Après cette date il part en formation au sein de la Force 136, une formation britannique connue pour avoir dynamité en Thaïlande le pont de Kanchanarubi, qui dans la fiction du roman puis du film devint le pont de la rivière Kwaï. Il apprend là tout ce qui est utile pour vivre à l’arrière des lignes ennemis afin d’y développer des actions de guérilla. C’est ce qu’il va réaliser jusqu’à la capitulation du Japon le 2 septembre 1945. Après celle-ci la situation en Indochine est d’une rare complexité et face aux jeux très personnels des Américains hostiles à la reconduite d’une présence française, Jean Deuve va devoir se frotter aux déserteurs japonais, aux pirates en particulier thaïs, aux Chinois du Kuomintang qui occupent la moitié nord de l’Indochine, au Vierminh, aux forces neutralistes ou communistes laotienne …

Dans cet Extrême-Orient compliqué l’auteur amène des idées simples (pour parodier un mot du général de Gaulle) et quiconque veut parfaitement saisir l’univers indochinois des années 1945-1954 (dont l’excellente bande dessinée des années 2010 "La rafale" de Patrick Cothias , Patrice Ordas et Winoc ) gagnera à lire cet ouvrage.
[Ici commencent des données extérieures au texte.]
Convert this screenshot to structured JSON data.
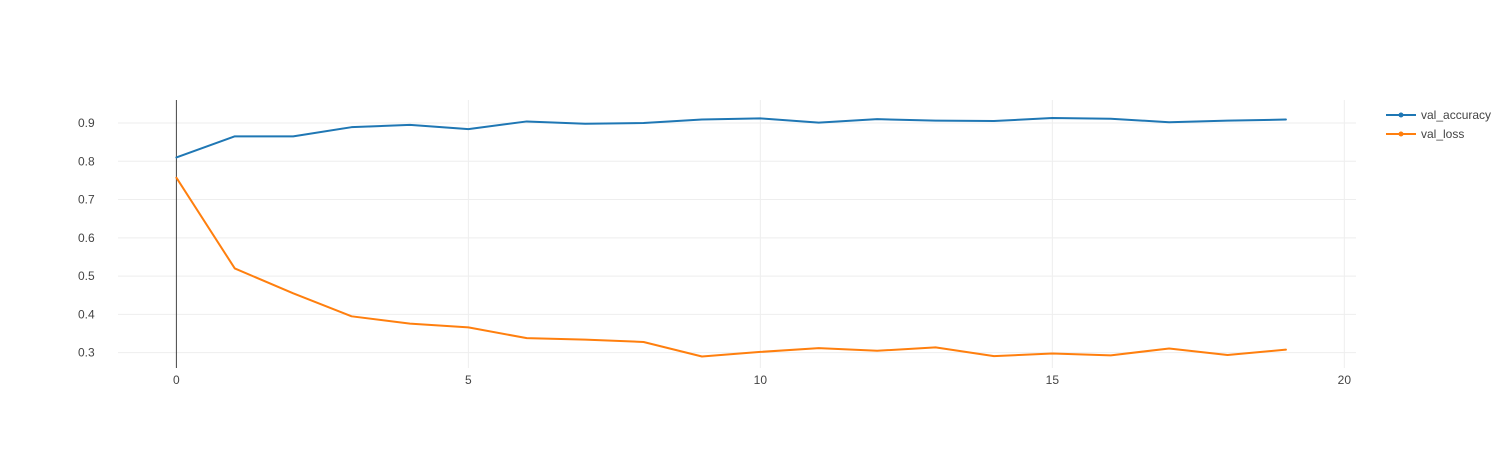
{
  "chart_data": {
    "type": "line",
    "title": "",
    "xlabel": "",
    "ylabel": "",
    "xlim": [
      -1,
      20.2
    ],
    "ylim": [
      0.26,
      0.96
    ],
    "x_ticks": [
      0,
      5,
      10,
      15,
      20
    ],
    "y_ticks": [
      0.3,
      0.4,
      0.5,
      0.6,
      0.7,
      0.8,
      0.9
    ],
    "grid": true,
    "legend_position": "top-right",
    "x": [
      0,
      1,
      2,
      3,
      4,
      5,
      6,
      7,
      8,
      9,
      10,
      11,
      12,
      13,
      14,
      15,
      16,
      17,
      18,
      19
    ],
    "series": [
      {
        "name": "val_accuracy",
        "color": "#1f77b4",
        "values": [
          0.81,
          0.865,
          0.865,
          0.889,
          0.895,
          0.884,
          0.904,
          0.898,
          0.9,
          0.909,
          0.912,
          0.901,
          0.91,
          0.906,
          0.905,
          0.913,
          0.911,
          0.902,
          0.906,
          0.909
        ]
      },
      {
        "name": "val_loss",
        "color": "#ff7f0e",
        "values": [
          0.757,
          0.52,
          0.455,
          0.395,
          0.376,
          0.366,
          0.338,
          0.334,
          0.328,
          0.29,
          0.302,
          0.312,
          0.305,
          0.314,
          0.291,
          0.298,
          0.293,
          0.311,
          0.294,
          0.308
        ]
      }
    ]
  }
}
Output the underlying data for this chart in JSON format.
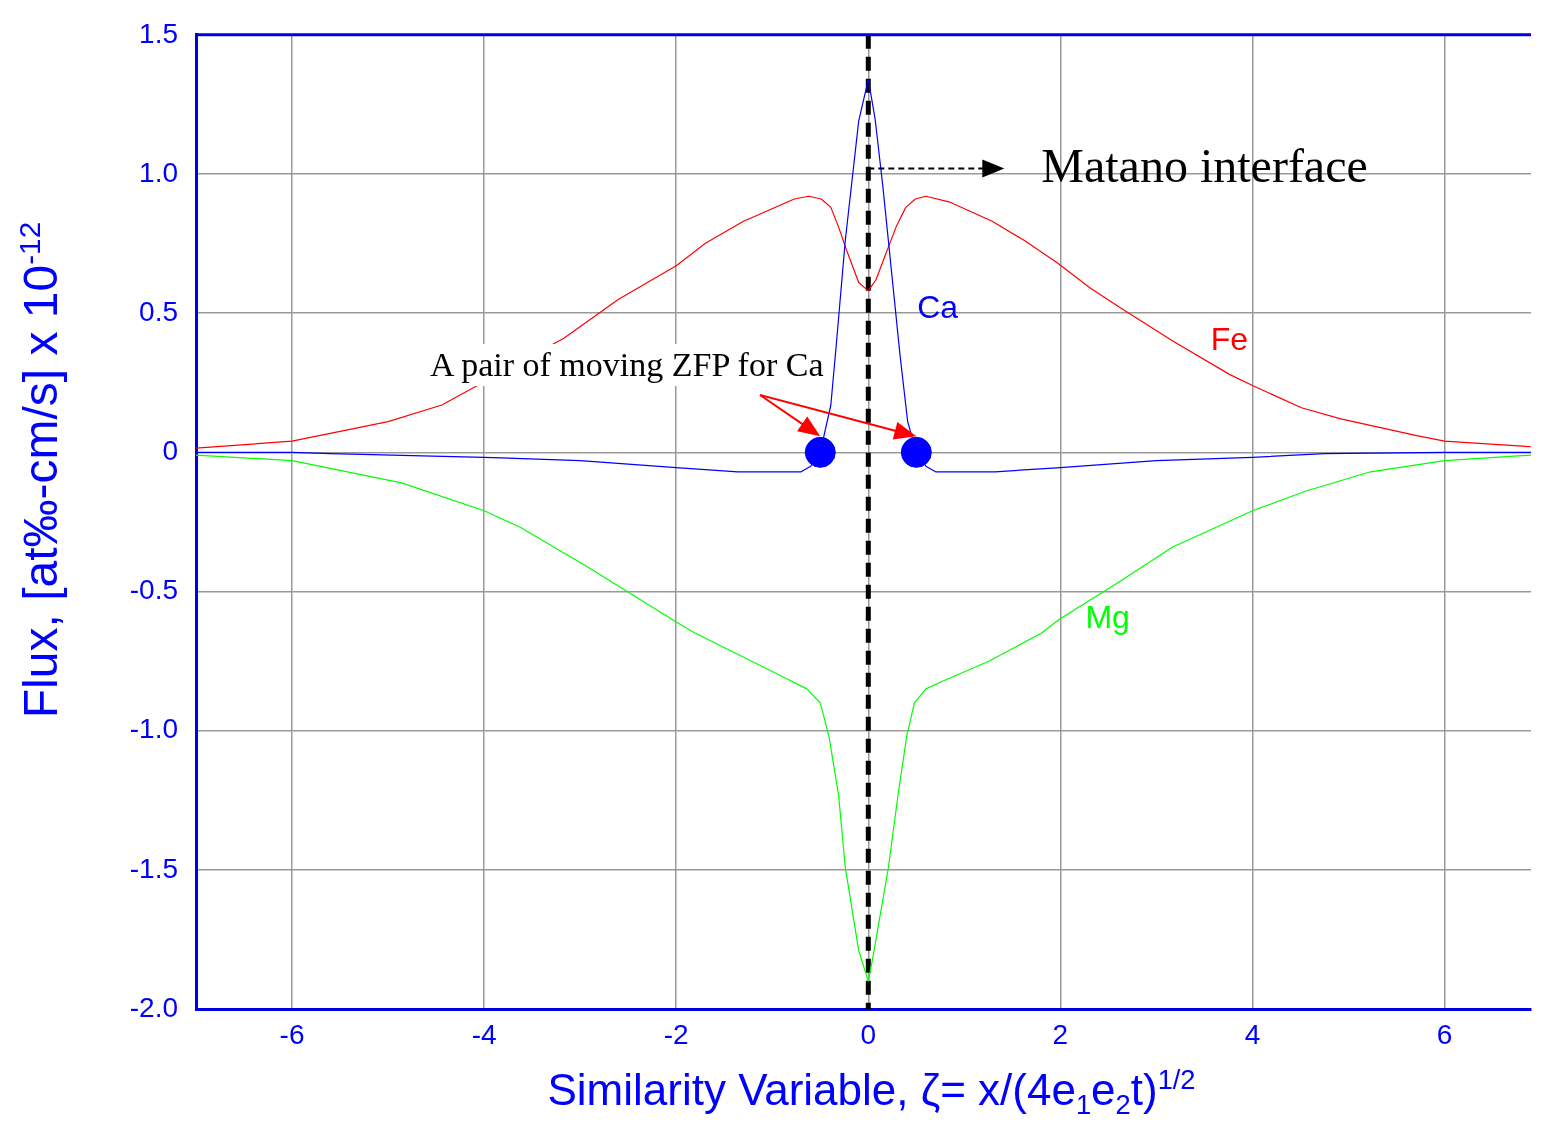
{
  "chart_data": {
    "type": "line",
    "xlabel": "Similarity Variable, ζ= x/(4e$_{1}$e$_{2}$t)$^{1/2}$",
    "ylabel": "Flux, [at‰-cm/s] x 10$^{-12}$",
    "xlim": [
      -7,
      6.9
    ],
    "ylim": [
      -2,
      1.5
    ],
    "xticks": [
      -6,
      -4,
      -2,
      0,
      2,
      4,
      6
    ],
    "yticks": [
      {
        "value": -2,
        "label": "-2.0"
      },
      -1.5,
      {
        "value": -1,
        "label": "-1.0"
      },
      -0.5,
      0,
      0.5,
      {
        "value": 1,
        "label": "1.0"
      },
      1.5
    ],
    "grid": true,
    "marker": "none",
    "line_style": "solid",
    "series": [
      {
        "name": "Ca",
        "color": "#0000ff",
        "x": [
          -7,
          -6,
          -5.6,
          -4,
          -3,
          -2,
          -1.36,
          -0.7,
          -0.6,
          -0.5,
          -0.39,
          -0.33,
          -0.24,
          -0.1,
          0,
          0.07,
          0.15,
          0.28,
          0.33,
          0.41,
          0.5,
          0.6,
          0.7,
          1.32,
          2,
          3,
          4,
          4.75,
          6,
          6.9
        ],
        "values": [
          0,
          0,
          -0.005,
          -0.018,
          -0.03,
          -0.055,
          -0.07,
          -0.07,
          -0.05,
          0,
          0.17,
          0.4,
          0.76,
          1.19,
          1.34,
          1.2,
          0.96,
          0.52,
          0.35,
          0.11,
          0,
          -0.05,
          -0.07,
          -0.07,
          -0.055,
          -0.03,
          -0.018,
          -0.005,
          0,
          0
        ]
      },
      {
        "name": "Fe",
        "color": "#ff0000",
        "x": [
          -7,
          -6,
          -5,
          -4.44,
          -3.17,
          -2.6,
          -2,
          -1.7,
          -1.3,
          -0.77,
          -0.62,
          -0.49,
          -0.39,
          -0.31,
          -0.23,
          -0.1,
          0,
          0.08,
          0.19,
          0.29,
          0.39,
          0.49,
          0.6,
          0.84,
          1.29,
          1.63,
          1.97,
          2.31,
          2.62,
          3.17,
          3.76,
          4,
          4.51,
          4.92,
          5.71,
          6,
          6.9
        ],
        "values": [
          0.015,
          0.04,
          0.11,
          0.17,
          0.41,
          0.55,
          0.67,
          0.75,
          0.83,
          0.91,
          0.92,
          0.91,
          0.88,
          0.81,
          0.73,
          0.61,
          0.58,
          0.62,
          0.72,
          0.81,
          0.88,
          0.91,
          0.92,
          0.9,
          0.83,
          0.76,
          0.68,
          0.59,
          0.52,
          0.4,
          0.28,
          0.24,
          0.16,
          0.12,
          0.06,
          0.04,
          0.02
        ]
      },
      {
        "name": "Mg",
        "color": "#00ff00",
        "x": [
          -7,
          -6,
          -4.86,
          -4,
          -3.62,
          -2.93,
          -2,
          -1.8,
          -0.87,
          -0.64,
          -0.5,
          -0.41,
          -0.31,
          -0.24,
          -0.1,
          0,
          0.05,
          0.21,
          0.31,
          0.4,
          0.48,
          0.6,
          0.79,
          1.26,
          1.8,
          1.99,
          2.59,
          3.17,
          4,
          4.55,
          5.23,
          6,
          6.9
        ],
        "values": [
          -0.01,
          -0.03,
          -0.11,
          -0.21,
          -0.27,
          -0.41,
          -0.61,
          -0.65,
          -0.81,
          -0.85,
          -0.9,
          -1.02,
          -1.23,
          -1.49,
          -1.79,
          -1.9,
          -1.81,
          -1.49,
          -1.23,
          -1.02,
          -0.9,
          -0.85,
          -0.82,
          -0.75,
          -0.65,
          -0.6,
          -0.47,
          -0.34,
          -0.21,
          -0.14,
          -0.07,
          -0.03,
          -0.01
        ]
      },
      {
        "type": "scatter",
        "color": "#0000ff",
        "marker": "circle",
        "x": [
          -0.5,
          0.5
        ],
        "values": [
          0,
          0
        ]
      }
    ],
    "ref_lines": [
      {
        "axis": "x",
        "value": 0,
        "color": "#000000",
        "line_style": "dashed"
      }
    ],
    "annotations": [
      {
        "text": "Matano interface",
        "x": 0,
        "y": 1.02
      },
      "A pair of moving ZFP for Ca"
    ]
  }
}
Toutefois après cette longue expérience laotienne la carrière de Jean Deuve ne s’arrête pas là, et elle prend un tournant particulier au sein au sein du Service de documentation extérieure et de contre-espionnage (SDECE).

Il est à noter que de Jean Deuve est sorti pour 2013 en livre de poche l’œuvre "Stratagèmes de la seconde guerre mondiale" au Nouveau Monde ; une première édition en 2008 précéda de peu le décès de son auteur.